Despite Baker’s public rhetoric supporting the Affordable Care Act in response to repeated attempts in Washington to repeal the landmark health care law, his officials submitted a request to the federal government last October to roll back part of the Medicaid expansion in the Commonwealth. Specifically, the Baker administration is seeking to remove so-called “nondisabled” adults with incomes above 100 percent of the federal poverty level (FPL)—which would be above $12,140 for a single childless individual and $20,420 for a family of three—from Medicaid. Under the ACA, the income threshold to qualify for Medicaid was increased to 138 percent of the FPL—or $16,643 for individuals and $28,180 for a family of three—in the states that elected to adopt the expansion.

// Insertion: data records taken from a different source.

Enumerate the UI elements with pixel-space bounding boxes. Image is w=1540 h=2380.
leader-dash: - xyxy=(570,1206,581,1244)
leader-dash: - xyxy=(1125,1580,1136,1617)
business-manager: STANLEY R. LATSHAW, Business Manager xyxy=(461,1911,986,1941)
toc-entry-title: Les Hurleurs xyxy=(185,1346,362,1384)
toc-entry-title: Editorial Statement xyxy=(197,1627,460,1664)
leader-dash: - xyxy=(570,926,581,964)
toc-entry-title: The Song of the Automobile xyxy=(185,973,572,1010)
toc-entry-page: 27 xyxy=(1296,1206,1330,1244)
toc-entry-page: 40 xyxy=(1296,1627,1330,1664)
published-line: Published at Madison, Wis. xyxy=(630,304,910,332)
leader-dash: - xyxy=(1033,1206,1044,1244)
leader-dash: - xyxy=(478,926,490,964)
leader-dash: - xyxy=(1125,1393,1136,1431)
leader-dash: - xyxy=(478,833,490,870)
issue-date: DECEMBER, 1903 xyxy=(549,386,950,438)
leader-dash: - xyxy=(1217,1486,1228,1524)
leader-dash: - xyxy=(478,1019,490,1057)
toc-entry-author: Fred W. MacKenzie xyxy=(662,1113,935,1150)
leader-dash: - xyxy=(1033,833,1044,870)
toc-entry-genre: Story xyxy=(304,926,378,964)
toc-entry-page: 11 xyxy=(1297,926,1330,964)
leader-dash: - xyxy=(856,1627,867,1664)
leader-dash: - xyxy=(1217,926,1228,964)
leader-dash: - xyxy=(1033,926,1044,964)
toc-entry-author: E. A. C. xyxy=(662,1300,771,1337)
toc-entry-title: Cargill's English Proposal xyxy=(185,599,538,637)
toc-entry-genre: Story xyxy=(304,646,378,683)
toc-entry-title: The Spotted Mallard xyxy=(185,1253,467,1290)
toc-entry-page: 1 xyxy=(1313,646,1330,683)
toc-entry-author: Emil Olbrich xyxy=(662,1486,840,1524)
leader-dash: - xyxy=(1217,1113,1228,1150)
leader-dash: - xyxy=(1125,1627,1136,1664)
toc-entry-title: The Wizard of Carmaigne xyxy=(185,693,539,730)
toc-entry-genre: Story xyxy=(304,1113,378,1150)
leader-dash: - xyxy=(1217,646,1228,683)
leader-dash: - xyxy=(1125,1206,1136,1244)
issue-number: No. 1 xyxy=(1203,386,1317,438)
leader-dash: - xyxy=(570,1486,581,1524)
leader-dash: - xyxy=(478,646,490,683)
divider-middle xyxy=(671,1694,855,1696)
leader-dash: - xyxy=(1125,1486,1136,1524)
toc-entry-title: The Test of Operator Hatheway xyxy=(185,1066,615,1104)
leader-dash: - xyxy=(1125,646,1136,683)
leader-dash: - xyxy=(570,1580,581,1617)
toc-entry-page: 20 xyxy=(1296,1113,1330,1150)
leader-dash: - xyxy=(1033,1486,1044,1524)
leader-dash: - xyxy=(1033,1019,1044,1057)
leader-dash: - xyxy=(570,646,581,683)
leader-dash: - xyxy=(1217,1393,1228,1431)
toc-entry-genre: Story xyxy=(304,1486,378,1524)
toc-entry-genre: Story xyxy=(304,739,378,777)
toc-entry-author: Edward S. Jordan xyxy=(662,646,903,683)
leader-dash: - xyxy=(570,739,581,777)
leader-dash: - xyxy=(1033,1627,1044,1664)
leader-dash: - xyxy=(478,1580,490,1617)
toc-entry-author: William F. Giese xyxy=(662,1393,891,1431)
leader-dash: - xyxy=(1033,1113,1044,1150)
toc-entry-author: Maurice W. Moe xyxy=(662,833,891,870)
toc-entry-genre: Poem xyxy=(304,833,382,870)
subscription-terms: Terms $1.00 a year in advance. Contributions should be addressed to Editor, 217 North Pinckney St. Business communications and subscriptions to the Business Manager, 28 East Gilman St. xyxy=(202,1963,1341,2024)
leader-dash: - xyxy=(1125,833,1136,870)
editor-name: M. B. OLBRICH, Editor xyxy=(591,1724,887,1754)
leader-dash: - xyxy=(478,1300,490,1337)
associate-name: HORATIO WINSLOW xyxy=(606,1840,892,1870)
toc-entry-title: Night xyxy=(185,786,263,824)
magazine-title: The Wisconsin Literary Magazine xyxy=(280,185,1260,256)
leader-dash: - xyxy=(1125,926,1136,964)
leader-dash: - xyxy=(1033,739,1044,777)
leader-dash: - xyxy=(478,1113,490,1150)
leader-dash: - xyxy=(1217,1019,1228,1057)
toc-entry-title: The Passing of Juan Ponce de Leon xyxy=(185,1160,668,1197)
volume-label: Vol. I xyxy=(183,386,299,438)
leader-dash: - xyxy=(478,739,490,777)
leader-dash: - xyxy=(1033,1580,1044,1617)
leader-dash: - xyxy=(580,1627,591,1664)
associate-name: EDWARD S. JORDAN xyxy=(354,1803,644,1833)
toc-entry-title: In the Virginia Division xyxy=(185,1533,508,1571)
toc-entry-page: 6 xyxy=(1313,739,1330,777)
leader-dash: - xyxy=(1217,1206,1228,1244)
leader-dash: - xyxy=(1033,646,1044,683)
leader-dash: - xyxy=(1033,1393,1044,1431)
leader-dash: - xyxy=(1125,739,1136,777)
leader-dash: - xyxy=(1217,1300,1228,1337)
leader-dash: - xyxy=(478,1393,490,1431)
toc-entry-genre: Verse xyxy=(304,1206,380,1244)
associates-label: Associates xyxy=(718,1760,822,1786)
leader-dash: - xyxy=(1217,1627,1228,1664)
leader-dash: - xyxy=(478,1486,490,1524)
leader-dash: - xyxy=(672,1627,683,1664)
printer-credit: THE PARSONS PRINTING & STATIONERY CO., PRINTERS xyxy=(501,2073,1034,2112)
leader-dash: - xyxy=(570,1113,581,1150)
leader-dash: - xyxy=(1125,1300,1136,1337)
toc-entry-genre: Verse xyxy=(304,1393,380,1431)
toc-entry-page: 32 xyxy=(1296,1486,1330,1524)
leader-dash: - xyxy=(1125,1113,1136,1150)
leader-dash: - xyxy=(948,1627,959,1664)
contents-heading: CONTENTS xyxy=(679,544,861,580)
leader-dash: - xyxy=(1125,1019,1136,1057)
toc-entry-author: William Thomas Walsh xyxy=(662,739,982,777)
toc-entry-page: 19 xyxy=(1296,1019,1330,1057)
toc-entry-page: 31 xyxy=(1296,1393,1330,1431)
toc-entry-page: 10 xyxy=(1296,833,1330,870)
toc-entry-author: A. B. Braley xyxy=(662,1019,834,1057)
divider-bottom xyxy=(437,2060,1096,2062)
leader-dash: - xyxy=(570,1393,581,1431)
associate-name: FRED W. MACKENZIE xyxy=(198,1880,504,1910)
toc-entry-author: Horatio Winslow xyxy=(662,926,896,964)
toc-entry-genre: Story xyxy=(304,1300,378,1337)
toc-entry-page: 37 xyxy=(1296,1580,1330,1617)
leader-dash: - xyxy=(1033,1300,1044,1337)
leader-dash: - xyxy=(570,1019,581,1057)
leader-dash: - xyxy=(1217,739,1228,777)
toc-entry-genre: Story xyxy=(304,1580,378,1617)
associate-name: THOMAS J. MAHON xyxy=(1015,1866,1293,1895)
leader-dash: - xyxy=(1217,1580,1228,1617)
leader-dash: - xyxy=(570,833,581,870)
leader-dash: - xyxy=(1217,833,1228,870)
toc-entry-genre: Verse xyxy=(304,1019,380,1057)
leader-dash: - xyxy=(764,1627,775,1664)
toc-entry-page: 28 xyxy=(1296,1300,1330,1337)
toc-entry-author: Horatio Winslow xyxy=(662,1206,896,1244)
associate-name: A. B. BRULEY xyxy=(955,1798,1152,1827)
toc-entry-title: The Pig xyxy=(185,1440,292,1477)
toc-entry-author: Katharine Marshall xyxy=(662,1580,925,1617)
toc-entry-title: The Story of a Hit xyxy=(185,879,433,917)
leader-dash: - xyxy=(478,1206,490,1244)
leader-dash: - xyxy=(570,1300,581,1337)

The problem here is that term “nondisabled” nonelderly adults is misleading, as it is solely referring to adhering to the Social Security Administration’s rigid definition of disability. According to the Kaiser Family Foundation, an estimated 3 in 10 nonelderly adults are dealing with some level of disability that compromises their ability to function and consistently work full time (even as many of them lack official recognition)—accounting for 42 percent of Medicaid’s overall expenditures. Here in the Commonwealth, about 14% of MassHealth members are adults under 65 “with disability,”–or 261,091 individuals between 21 and 64. But again, these are only those who have received formal designation of disability. As the Disability Policy Consortium recently noted regarding perceptions of what qualifies as disabled: “…many people with disabilities do not meet [the Social Security Administration’s] narrow definition…..There are many more people who do in fact need Medicaid because of pre-existing conditions and poverty…who will not have their needs met by private insurance.”

I am one of those people: Though I have been designated “medically frail” under MassHealth, I have been repeatedly denied formal disability status with them, though MassHealth acknowledged in my appeal of that denial that there is no doubt that my medical conditions are “severe” and seriously complicate my daily life. Even for those without major chronic illness or disability, being kicked off Medicaid could pose serious obstacles for lower-income folks in accessing preventive and routine medical care they and their children need to remain healthy.

Considering the hostility toward the ACA by the Trump administration, it seems fair to assume it will grant Baker’s request to roll back Medicaid expansion. While this would then require approval by the Democratic-dominated Massachusetts legislature, impending funding shortfalls for the Medicaid program could make it likely to happen, as the federal government currently funds up to 86 percent of the state’s Medicaid expansion. If the purse strings are cut on that aid, the state may be forced to downsize MassHealth if it can’t shore up funding elsewhere. This could spell doom for me and hundreds of thousands of others in the Bay State.